Le chef du clan Uchiha fit un dernier signe de tête à chef des Sak. Il tourna les talons en entraînant Osirys avec elle, l'adulte ne sentait même pas la faible résistance de l'enfant. L'accord était conclu entre les deux clans. Le chef Uchiha n'avait plus rien à faire ici. Il devait repartir pour le combat.
La grise était emportée par l'Uchiha. Dans son passage pressé.
Ils marchèrent.
Ils quittèrent le dojo dans le silence.
Les portes noires du bâtiment s'ouvrirent pour laisser passer le représentant du clan aux trois tomoes craintes. Le soleil vif et piquant agressa la vision d'Osirys, mais elle n'eut pas le temps de ralentir que les deux hommes qui attendaient flanquèrent le chef avec un même regard entendu. Deux fidèles Uchiha à leur chef. A peine le temps d'inspirer, qu'ils étaient déjà dans l'avenue principale du village. Tajima ne l'avait pas lâché, sa poigne forte l'obligeait à suivre. Tout allait trop vite. Beaucoup trop vite.

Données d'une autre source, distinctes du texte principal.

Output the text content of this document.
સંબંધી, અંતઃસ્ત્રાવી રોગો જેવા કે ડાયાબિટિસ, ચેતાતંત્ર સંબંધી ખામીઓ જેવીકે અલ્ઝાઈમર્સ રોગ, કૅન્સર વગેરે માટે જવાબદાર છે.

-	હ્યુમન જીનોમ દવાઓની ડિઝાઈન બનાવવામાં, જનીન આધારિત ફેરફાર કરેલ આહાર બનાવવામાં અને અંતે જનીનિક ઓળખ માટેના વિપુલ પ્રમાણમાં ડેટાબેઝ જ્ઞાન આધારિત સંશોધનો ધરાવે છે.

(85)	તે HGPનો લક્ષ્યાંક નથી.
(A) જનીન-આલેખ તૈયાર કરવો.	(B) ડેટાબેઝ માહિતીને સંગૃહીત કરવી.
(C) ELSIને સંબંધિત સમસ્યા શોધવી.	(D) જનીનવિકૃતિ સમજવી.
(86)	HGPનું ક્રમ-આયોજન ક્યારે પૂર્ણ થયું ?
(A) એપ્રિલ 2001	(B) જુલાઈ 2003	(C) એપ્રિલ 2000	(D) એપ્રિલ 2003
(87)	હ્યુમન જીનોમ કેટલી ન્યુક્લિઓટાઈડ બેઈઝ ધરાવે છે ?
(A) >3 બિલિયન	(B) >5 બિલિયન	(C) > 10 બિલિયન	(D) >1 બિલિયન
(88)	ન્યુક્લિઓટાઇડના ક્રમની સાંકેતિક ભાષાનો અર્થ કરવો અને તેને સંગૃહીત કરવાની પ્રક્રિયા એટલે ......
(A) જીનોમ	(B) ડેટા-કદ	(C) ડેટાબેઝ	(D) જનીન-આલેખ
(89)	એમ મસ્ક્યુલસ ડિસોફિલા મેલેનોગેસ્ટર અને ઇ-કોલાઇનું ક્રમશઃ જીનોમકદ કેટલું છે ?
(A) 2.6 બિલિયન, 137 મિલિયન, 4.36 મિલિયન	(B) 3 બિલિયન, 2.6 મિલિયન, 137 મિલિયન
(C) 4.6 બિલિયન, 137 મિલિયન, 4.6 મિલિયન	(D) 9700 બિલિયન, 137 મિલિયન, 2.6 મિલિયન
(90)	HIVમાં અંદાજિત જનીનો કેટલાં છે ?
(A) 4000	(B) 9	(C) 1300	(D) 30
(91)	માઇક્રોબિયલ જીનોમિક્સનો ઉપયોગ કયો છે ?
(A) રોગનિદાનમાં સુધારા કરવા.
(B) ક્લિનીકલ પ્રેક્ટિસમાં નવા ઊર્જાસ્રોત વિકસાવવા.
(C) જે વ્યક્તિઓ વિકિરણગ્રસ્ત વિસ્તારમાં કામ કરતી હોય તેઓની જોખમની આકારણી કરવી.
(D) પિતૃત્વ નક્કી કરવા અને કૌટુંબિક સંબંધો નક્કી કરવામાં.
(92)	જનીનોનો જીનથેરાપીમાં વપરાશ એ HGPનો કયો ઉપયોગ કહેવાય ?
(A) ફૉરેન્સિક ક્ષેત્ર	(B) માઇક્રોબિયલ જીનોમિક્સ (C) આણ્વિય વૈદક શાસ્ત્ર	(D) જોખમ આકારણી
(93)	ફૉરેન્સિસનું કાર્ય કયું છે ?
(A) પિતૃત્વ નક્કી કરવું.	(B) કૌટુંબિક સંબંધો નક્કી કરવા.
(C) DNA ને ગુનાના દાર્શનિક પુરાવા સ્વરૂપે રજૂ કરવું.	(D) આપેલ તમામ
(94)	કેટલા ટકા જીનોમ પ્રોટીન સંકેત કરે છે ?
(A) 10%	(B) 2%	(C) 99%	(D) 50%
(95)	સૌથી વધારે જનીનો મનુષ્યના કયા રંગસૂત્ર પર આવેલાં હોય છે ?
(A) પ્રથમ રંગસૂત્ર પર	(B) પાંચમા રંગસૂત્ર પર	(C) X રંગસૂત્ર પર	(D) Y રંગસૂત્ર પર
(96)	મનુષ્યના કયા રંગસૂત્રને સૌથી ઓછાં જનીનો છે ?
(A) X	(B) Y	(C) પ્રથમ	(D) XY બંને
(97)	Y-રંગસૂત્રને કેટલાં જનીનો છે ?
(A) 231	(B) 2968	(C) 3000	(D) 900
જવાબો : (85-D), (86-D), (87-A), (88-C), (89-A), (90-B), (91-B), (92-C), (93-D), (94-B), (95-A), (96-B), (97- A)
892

Les pupilles dorés d'Osirys papillonnaient, complètement perdue. Dans la rue, les passants s'inclinaient sur le passage des hommes Uchiha avec un respect tout nouveau. Tajima n'ouvrit pas la bouche, ne rendit pas une seule fois le geste. Il se contenta d'avancer avec la petite fille sur ses pas, emportée : ses hommes ne manifestaient aucun intérêt non plus pour le respect qu'ils obtenaient, et continuaient aussi leur chemin avec cette arrogance naturelle des Uchiha.
Cette arrogance naturelle.
Le clan Uchiha avait l'avenir du clan Sak entre ses mains. Cette alliance avait des avantages importants : plus de combattants à placer sur le champs de bataille contre ces maudits Senju et plus de vivres pour le clan Uchiha, puiser sur le clan Sak. Tous les moyens sont bons pour gagner la guerre. La destruction lente et insoupçonnée d'un autre clan pacifiste l'est aussi.
Plutôt, Uchiha ou Senju ?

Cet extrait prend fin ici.